We’ve talked about Mr. George Harte’s airport, perhaps it’s time to look at the heart of the flying school that came to be, George Vose. One would surmise that with a Flight School consisting of a single Cub, later flourishing to upwards of two hundred students, two or three four-place Cessnas, a half-dozen Cessna 150s, including one on floats, and of course, the venerable J-3, “Four Deuces”, that the proprietor’s job was full time. Not so. Vose Flight School was an avocation. (A hobby with attitude……get it? Attitude?) Sorry about that, now where was I……..?
After serving in WWII as an Army flight instructor, George Vose had a decision to make: Should he accept the pilot’s seat offered by All-American Airlines, or continue his work in the human health field? After weighing the pros and cons, he passed up the airline job and chose to pursue a field that would be of more benefit to humanity. He ultimately became a research professor at Texas Womens’ University. His electron microscopy work with Dr. Pauline Beery Mack in Bone Biology led to multi-million dollar NASA grants designated to further the knowledge of effects of weightlessness on the human skeletal system. It was crucial to know and understand these effects to insure the safety of our astronauts. Vose’s research and published technical papers for the National Institute of Health had led to early insights into osteoporosis.
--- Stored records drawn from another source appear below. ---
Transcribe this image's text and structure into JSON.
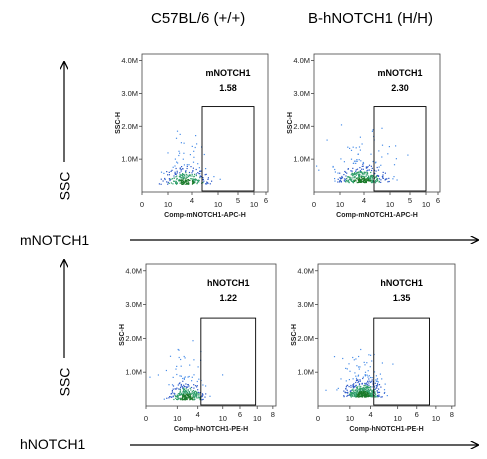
{
  "columns": [
    "C57BL/6 (+/+)",
    "B-hNOTCH1 (H/H)"
  ],
  "row_labels": {
    "ssc": "SSC",
    "row1_x": "mNOTCH1",
    "row2_x": "hNOTCH1"
  },
  "colors": {
    "dense": "#1a7a2a",
    "mid": "#2b58c8",
    "sparse": "#4a8ee8",
    "gate": "#000000"
  },
  "chart_data": [
    {
      "type": "scatter",
      "subtype": "flow-cytometry-density",
      "strain": "C57BL/6 (+/+)",
      "gate_name": "mNOTCH1",
      "gate_percent": "1.58",
      "xlabel": "Comp-mNOTCH1-APC-H",
      "ylabel": "SSC-H",
      "x_ticks": [
        "0",
        "10",
        "4",
        "10",
        "5",
        "10",
        "6"
      ],
      "y_ticks": [
        "1.0M",
        "2.0M",
        "3.0M",
        "4.0M"
      ],
      "y_range": [
        0,
        4200000
      ],
      "gate": {
        "x_range_log": [
          3.0,
          5.6
        ],
        "y_range": [
          0,
          2600000
        ]
      },
      "population": {
        "center_x_log": 2.2,
        "center_y": 250000,
        "spread": "low"
      }
    },
    {
      "type": "scatter",
      "subtype": "flow-cytometry-density",
      "strain": "B-hNOTCH1 (H/H)",
      "gate_name": "mNOTCH1",
      "gate_percent": "2.30",
      "xlabel": "Comp-mNOTCH1-APC-H",
      "ylabel": "SSC-H",
      "x_ticks": [
        "0",
        "10",
        "4",
        "10",
        "5",
        "10",
        "6"
      ],
      "y_ticks": [
        "1.0M",
        "2.0M",
        "3.0M",
        "4.0M"
      ],
      "y_range": [
        0,
        4200000
      ],
      "gate": {
        "x_range_log": [
          3.0,
          5.6
        ],
        "y_range": [
          0,
          2600000
        ]
      },
      "population": {
        "center_x_log": 2.4,
        "center_y": 300000,
        "spread": "medium"
      }
    },
    {
      "type": "scatter",
      "subtype": "flow-cytometry-density",
      "strain": "C57BL/6 (+/+)",
      "gate_name": "hNOTCH1",
      "gate_percent": "1.22",
      "xlabel": "Comp-hNOTCH1-PE-H",
      "ylabel": "SSC-H",
      "x_ticks": [
        "0",
        "10",
        "4",
        "10",
        "6",
        "10",
        "8"
      ],
      "y_ticks": [
        "1.0M",
        "2.0M",
        "3.0M",
        "4.0M"
      ],
      "y_range": [
        0,
        4200000
      ],
      "gate": {
        "x_range_log": [
          3.5,
          7.0
        ],
        "y_range": [
          0,
          2600000
        ]
      },
      "population": {
        "center_x_log": 2.6,
        "center_y": 200000,
        "spread": "medium"
      }
    },
    {
      "type": "scatter",
      "subtype": "flow-cytometry-density",
      "strain": "B-hNOTCH1 (H/H)",
      "gate_name": "hNOTCH1",
      "gate_percent": "1.35",
      "xlabel": "Comp-hNOTCH1-PE-H",
      "ylabel": "SSC-H",
      "x_ticks": [
        "0",
        "10",
        "4",
        "10",
        "6",
        "10",
        "8"
      ],
      "y_ticks": [
        "1.0M",
        "2.0M",
        "3.0M",
        "4.0M"
      ],
      "y_range": [
        0,
        4200000
      ],
      "gate": {
        "x_range_log": [
          3.5,
          7.0
        ],
        "y_range": [
          0,
          2600000
        ]
      },
      "population": {
        "center_x_log": 2.8,
        "center_y": 280000,
        "spread": "high"
      }
    }
  ]
}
I well recall his discovery of the “canaliculi”, small conduits in the bone structure, visible only with the electron microscope.
The recent note sent by Al Jones (Hartlee Times #21) reminded me of good friend Jackie Oden, which in turn brought back memories of how NASA indirectly paid for some of our flying lessons. NASA paid twenty-five dollars each for X-rays of volunteer’s hip bones, taken alongside a wedge of aluminum encapsulated in a block of clear polyester resin. How this apparatus worked was known only to the inventor, George Vose. Always eager to aid in space exploration, how could Jackie or I refuse such an opportunity? (Plus, we could use the dough.) Whenever Gemini astronauts landed in the planned ocean, George Vose was on board the aircraft carrier to greet them, checking for bone mineral loss in their zero G environment. Once, after a computer failure, the astronauts landed manually in the Indian Ocean, missing the primary retrieval point off Hawaii by a continent or two! (Upon having overheard someone ask George about his work at TWU, I blurted out, “Oh, he dissolves bones in nitric acid”, perhaps the biggest faux pau of my life…..)
Well, to sum things up, when the Albert Einstein Medical Center in Philadelphia sought George Vose and his talents, he opted to remain at Hartlee Field, enabling his continued contributions to medical science, at the same time enabling thousands to discover flight.
He began flight instructing Army Air Force cadets in 1943, instructed twenty-three years at Hartlee Field and continues flight instruction to this today at his retirement place in Alpine, in faraway West Texas…..that’s gotta’ be some kind of record.